Coaching career (HC unless noted)
- 1985–1986: Miami (FL) (GA)
- 1988: Bethune-Cookman (WR)
- 1989–1990: Boca Raton HS (FL) (secondary)
- 1991: Olympic Heights HS (FL) (DC/secondary)
- 1992–1993: Grand Valley State (DC/secondary)
- 1994: Central Michigan (secondary)
- 1995–1996: UCF (DC/secondary)
- 1997: Eastern Michigan (secondary)
- 1998–1999: Central Michigan (secondary)
- 2000: Central Michigan (AHC/secondary)
- 2001–2004: Georgia (secondary)
- 2005–2009: Georgia (DC/secondary)
- 2010–2011: Oklahoma (secondary)
- 2012: Auburn (secondary)
- 2013–2016: Tennessee (AHC/secondary)
- 2017: Cincinnati (secondary)
- 2018–2020: UCF (AHC/secondary)
- 2021–2026: Tennessee (Cornerbacks)

Accomplishments and honors

Championships
- National (1983);

= Willie Martinez (American football) =

American football player and coach (born 1963)
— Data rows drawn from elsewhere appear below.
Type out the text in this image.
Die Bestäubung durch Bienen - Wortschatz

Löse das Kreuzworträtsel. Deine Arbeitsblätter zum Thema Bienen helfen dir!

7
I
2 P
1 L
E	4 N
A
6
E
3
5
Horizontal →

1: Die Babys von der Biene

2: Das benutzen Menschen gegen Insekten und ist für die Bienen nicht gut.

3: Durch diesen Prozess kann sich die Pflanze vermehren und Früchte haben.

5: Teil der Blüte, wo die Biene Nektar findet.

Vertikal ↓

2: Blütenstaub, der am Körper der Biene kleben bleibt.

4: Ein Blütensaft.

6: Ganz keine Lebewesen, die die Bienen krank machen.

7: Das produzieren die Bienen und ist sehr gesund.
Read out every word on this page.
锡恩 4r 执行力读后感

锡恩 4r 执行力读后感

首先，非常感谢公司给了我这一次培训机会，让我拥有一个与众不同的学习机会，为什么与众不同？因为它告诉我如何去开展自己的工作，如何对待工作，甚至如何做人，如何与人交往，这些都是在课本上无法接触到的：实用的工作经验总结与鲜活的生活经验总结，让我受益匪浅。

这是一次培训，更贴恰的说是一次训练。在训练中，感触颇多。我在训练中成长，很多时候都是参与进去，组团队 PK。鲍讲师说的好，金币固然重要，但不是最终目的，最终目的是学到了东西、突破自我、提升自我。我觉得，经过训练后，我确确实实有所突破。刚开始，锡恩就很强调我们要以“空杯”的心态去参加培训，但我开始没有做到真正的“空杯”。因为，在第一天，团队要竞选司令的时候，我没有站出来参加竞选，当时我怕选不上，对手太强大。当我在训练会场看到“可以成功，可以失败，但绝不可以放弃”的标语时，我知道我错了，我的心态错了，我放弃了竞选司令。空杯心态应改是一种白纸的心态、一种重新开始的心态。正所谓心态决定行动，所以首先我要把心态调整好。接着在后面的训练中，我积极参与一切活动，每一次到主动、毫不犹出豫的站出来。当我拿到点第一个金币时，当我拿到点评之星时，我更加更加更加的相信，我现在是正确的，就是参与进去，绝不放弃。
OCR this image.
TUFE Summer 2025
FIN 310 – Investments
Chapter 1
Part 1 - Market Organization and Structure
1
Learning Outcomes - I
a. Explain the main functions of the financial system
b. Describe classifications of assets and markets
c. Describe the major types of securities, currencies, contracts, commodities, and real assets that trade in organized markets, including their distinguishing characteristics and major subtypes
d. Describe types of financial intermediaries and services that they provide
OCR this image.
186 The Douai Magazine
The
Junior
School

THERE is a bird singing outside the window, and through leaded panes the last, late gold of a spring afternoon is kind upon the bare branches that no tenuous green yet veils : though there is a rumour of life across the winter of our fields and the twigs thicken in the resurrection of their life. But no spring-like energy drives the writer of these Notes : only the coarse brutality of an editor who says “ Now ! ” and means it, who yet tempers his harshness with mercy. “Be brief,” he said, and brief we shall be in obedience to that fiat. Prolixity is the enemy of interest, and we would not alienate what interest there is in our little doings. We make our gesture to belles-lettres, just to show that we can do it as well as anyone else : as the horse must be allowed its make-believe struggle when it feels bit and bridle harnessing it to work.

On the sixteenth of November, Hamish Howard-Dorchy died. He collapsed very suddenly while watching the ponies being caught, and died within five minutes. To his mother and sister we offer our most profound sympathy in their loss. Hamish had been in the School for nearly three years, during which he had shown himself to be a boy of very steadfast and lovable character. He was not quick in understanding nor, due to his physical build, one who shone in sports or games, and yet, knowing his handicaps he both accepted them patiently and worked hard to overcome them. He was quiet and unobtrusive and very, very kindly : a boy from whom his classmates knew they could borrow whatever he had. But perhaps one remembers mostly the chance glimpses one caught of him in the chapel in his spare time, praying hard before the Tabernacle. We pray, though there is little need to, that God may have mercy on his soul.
Willie Martinez (born February 21, 1963) is an American football coach who was most recently the cornerbacks coach for the University of Tennessee. Prior, he served as the assistant head coach and secondary coach for the University of Central Florida (UCF).

==Playing career==
Martinez played defensive back at the University of Miami from 1981–1984. He was part of the 1983 team that won the National Championship.

==Coaching career==
Martinez served as the defensive backs coach for the Oklahoma Sooners football team from 2010 to January 2012, when he resigned. On February 13, 2012, Martinez was hired to coach defensive backs for Auburn University. The move reunited him with Auburn's Defensive Coordinator Brian VanGorder. The two had coached together for several years at Central Florida, Central Michigan, and the University of Georgia. In December 2012, Martinez joined Butch Jones's staff at Tennessee until January 2017, then in 2020 when Tennessee fired their Head Coach Jeremy Pruitt, Tennessee hired Josh Heupel and Heupel then hired Martinez to his staff.